Setup Helm repository:
helm repo add cilium https://helm.cilium.io/
Note
The Helm flag --set bpf.autoMount.enabled=false
might not be
required for your setup. For more info see Common CRIO issues.
helm install cilium cilium/cilium --version 1.14.2 \ --namespace kube-system \ --set containerRuntime.integration=crio
Since CRI-O does not automatically detect that a new CNI plugin has been installed, you will need to restart the CRI-O daemon for it to pick up the Cilium CNI configuration.

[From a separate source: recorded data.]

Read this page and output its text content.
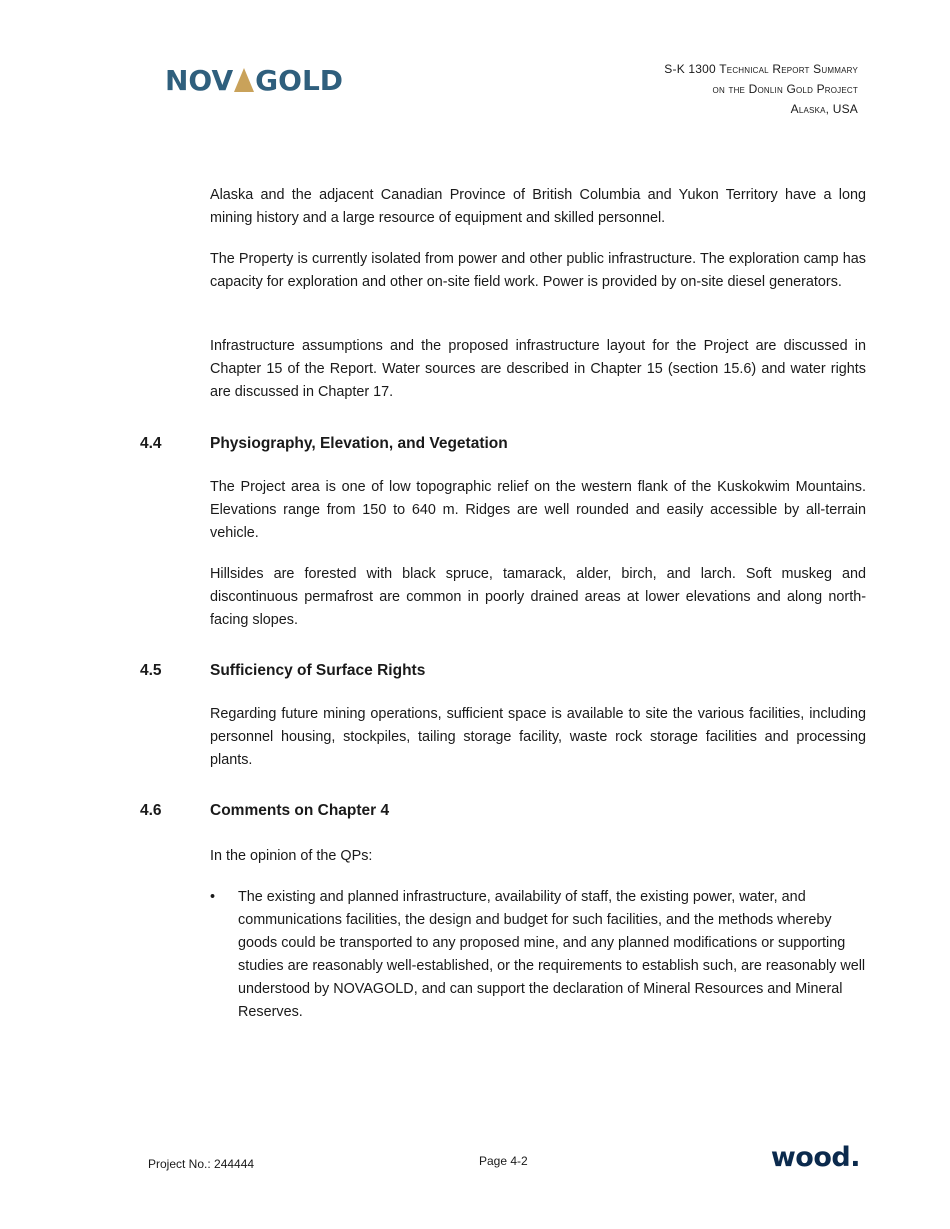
NOV GOLD	S-K 1300 Technical Report Summary
on the Donlin Gold Project
Alaska, USA

Alaska and the adjacent Canadian Province of British Columbia and Yukon Territory have a long mining history and a large resource of equipment and skilled personnel.

The Property is currently isolated from power and other public infrastructure. The exploration camp has capacity for exploration and other on-site field work. Power is provided by on-site diesel generators.

Infrastructure assumptions and the proposed infrastructure layout for the Project are discussed in Chapter 15 of the Report. Water sources are described in Chapter 15 (section 15.6) and water rights are discussed in Chapter 17.

4.4	Physiography, Elevation, and Vegetation

The Project area is one of low topographic relief on the western flank of the Kuskokwim Mountains. Elevations range from 150 to 640 m. Ridges are well rounded and easily accessible by all-terrain vehicle.

Hillsides are forested with black spruce, tamarack, alder, birch, and larch. Soft muskeg and discontinuous permafrost are common in poorly drained areas at lower elevations and along north-facing slopes.

4.5	Sufficiency of Surface Rights

Regarding future mining operations, sufficient space is available to site the various facilities, including personnel housing, stockpiles, tailing storage facility, waste rock storage facilities and processing plants.

4.6	Comments on Chapter 4

In the opinion of the QPs:

•	The existing and planned infrastructure, availability of staff, the existing power, water, and communications facilities, the design and budget for such facilities, and the methods whereby goods could be transported to any proposed mine, and any planned modifications or supporting studies are reasonably well-established, or the requirements to establish such, are reasonably well understood by NOVAGOLD, and can support the declaration of Mineral Resources and Mineral Reserves.
Project No.: 244444	Page 4-2	wood.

First make sure Cilium is running:
$ kubectl get pods -n kube-system -o wide
NAME READY STATUS RESTARTS AGE IP NODE
cilium-mqtdz 1/1 Running 0 3m 10.0.2.15 minikube
After that you can restart CRI-O:
minikube ssh -- sudo systemctl restart crio
Common CRIO issues
Some CRI-O environments automatically mount the bpf filesystem in the pods,
which is something that Cilium avoids doing when
--set bpf.autoMount.enabled=false
is set. However, some
CRI-O environments do not mount the bpf filesystem automatically which causes
Cilium to print the following message:
level=warning msg="BPF system config check: NOT OK." error="CONFIG_BPF kernel parameter is required" subsys=linux-datapath
level=warning msg="================================= WARNING ==========================================" subsys=bpf
level=warning msg="BPF filesystem is not mounted. This will lead to network disruption when Cilium pods" subsys=bpf
level=warning msg="are restarted. Ensure that the BPF filesystem is mounted in the host." subsys=bpf
level=warning msg="https://docs.cilium.io/en/stable/operations/system_requirements/#mounted-ebpf-filesystem" subsys=bpf
level=warning msg="====================================================================================" subsys=bpf
level=info msg="Mounting BPF filesystem at /sys/fs/bpf" subsys=bpf
If you see this warning in the Cilium pod logs with your CRI-O environment,
please remove the flag --set bpf.autoMount.enabled=false
from
your Helm setup and redeploy Cilium.